Tribunal do Júri; Princípio da Presunção de Inocência; Culpabilidade; Direito Romano; Imparcialidade.

Resumo

Este artigo analisa criticamente o tribunal do júri por meio de uma abordagem interdisciplinar, utilizando como objeto de estudo o filme 12 Homens e uma Sentença (1957), de Sidney Lumet. O objetivo é refletir sobre a imparcialidade dos jurados, os preconceitos sociais que influenciam suas decisões e a ausência de representatividade, articulando essas questões com fundamentos históricos e jurídicos. A pesquisa, de natureza básica e abordagem qualitativa, adota método indutivo, analítico e comparativo, valendo-se da análise cinematográfica como instrumento didático.
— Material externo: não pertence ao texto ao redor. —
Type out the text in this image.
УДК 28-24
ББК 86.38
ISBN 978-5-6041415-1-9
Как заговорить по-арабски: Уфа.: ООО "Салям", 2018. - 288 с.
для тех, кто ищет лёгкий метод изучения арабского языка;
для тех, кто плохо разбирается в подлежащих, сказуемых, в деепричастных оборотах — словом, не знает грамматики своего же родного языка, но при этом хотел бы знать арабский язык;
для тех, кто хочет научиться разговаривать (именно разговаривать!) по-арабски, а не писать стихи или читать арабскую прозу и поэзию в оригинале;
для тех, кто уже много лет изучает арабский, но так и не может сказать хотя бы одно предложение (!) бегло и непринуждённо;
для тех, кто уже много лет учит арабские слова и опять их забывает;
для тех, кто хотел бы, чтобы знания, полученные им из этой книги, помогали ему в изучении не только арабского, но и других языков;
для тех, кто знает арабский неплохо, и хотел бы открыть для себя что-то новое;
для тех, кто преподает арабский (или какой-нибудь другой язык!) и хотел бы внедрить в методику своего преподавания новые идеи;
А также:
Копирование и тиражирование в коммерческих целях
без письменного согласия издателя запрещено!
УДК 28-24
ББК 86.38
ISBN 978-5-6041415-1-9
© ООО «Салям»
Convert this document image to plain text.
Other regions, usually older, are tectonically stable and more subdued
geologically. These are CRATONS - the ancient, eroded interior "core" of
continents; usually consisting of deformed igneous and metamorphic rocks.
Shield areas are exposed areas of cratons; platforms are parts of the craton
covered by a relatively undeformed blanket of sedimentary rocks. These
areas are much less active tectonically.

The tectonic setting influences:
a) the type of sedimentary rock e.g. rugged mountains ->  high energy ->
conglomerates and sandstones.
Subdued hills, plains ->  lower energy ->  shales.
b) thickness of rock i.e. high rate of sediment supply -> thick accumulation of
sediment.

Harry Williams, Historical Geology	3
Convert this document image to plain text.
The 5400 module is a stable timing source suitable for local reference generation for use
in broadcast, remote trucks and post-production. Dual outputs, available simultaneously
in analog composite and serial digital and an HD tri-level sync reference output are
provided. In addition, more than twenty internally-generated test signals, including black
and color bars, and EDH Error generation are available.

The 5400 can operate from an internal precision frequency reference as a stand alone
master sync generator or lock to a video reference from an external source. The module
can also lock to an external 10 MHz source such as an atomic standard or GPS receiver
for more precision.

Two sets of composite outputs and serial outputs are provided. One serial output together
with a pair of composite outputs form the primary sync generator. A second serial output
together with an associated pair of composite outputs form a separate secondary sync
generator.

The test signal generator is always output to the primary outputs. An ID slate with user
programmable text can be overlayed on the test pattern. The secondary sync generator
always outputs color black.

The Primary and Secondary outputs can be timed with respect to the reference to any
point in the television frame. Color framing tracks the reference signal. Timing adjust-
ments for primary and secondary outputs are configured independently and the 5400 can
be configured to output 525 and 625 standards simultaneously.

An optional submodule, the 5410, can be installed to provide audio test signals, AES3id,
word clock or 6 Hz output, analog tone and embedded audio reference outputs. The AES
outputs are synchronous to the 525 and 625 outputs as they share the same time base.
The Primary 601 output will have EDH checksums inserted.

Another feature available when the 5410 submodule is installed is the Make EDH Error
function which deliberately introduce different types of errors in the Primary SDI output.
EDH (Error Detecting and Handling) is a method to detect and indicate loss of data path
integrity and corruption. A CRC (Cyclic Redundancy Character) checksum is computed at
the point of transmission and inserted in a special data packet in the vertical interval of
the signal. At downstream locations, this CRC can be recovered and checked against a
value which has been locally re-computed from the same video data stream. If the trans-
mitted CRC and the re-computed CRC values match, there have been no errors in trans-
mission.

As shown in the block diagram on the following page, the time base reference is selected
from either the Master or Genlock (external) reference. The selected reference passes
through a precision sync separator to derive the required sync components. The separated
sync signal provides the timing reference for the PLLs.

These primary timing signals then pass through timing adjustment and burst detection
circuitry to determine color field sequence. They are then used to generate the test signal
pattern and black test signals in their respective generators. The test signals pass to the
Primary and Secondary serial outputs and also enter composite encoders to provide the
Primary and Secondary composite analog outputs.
São discutidos temas como a origem e evolução do júri, a presunção de inocência, a dúvida razoável, a cidadania, a responsabilidade penal e a herança do Direito Romano na estrutura processual ocidental. Conclui-se que o júri popular, embora simbolize a participação democrática na justiça, ainda enfrenta desafios significativos quanto à imparcialidade e representatividade, exigindo constante reflexão crítica para o fortalecimento do Estado Democrático de Direito.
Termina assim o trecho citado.